Using tracert is a good start to see how far along the chain you are getting.
For virtual machines it's usally a good idea to make sure you have the loopback adapter set correctly in the Host os.
Most frequently used tool is the ping. It can be used both to test your connection and the availability of a target
Second tool is the tracert if you want to see where the packets get lost.
For more advanced debugging I use the following tools: nmap, wireshark, etc.
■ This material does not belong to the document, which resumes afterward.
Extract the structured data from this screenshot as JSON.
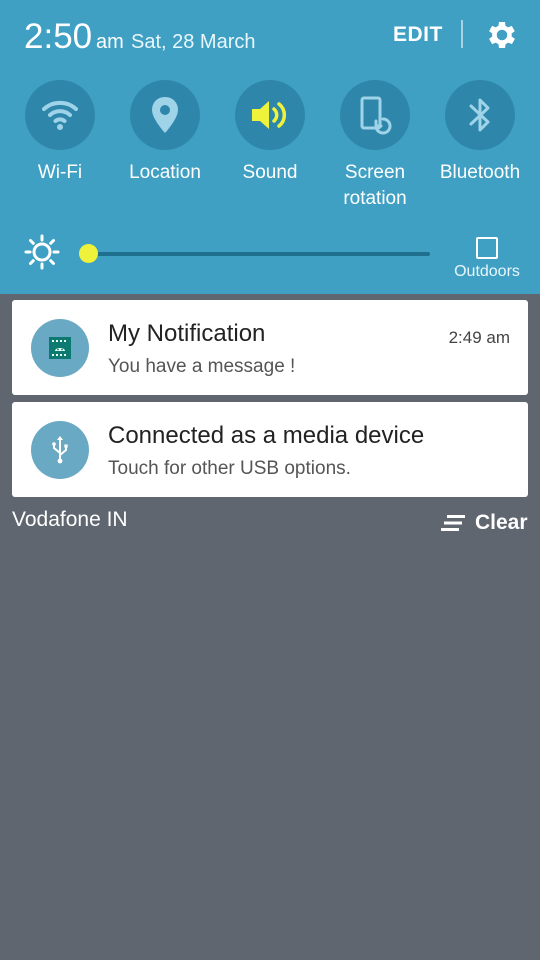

Windows has a netstat utility which is pretty similar to the Unix netstat and can do a number of different things that might help you solve network issues.
Random example:
netstat -r displays routing information
netstat /? for usage information
Since you said you're using 2 virtual machines I would hazard a guess that both machines are setup in a NAT configuration (rather than a unique network device) -- In the NAT configuration, neither machine would (typically) be able to ping the other.
If you're familiar with the command line, you can try the "netstat" command.
You can also try "arp -a" to list all the IP/MAC addresses known to your PC.
The "tracert [ip address]" command will show you how many gateways/routers your packets jump through on their way to their destination. (This is probably not helpful if both machines are on the same network, though.)
And don't forget to check your Windows firewall settings.
Otherwise, if you want to get down and dirty, you can try the packet sniffer known as Wireshark: http://www.wireshark.org/ (aka. Ethereal)
Pull the network cable out
If you can get some communications to a device (eg a ping), but can't get your program to talk to a service on the computer. Then, try pulling the network cable out and see if the ping stops. This will verify you're communicating with the computer you really think you are.
On windows i user PortQueryUI : http://www.microsoft.com/en-us/download/details.aspx?id=24009
DNS activity: Portable DNS Cache and Firewall;
General network activity: Wireshark, Network Monitor;
Windows utilities: ping, netstat, nslookup.
You need to be use the process of elimination, for example if you can ping the ip address but not the hostname then there's DNS issues. If you can ping the system but not connect to a share etc.
DNS out of sync
If you're using a virtual machine and you perform a roll-back on it, then it could become out of sync with the DNS (Domain name server). Try to remove and re-add the machine to the domain, or if you've got access to the DNS machine, then get it to flush its cache.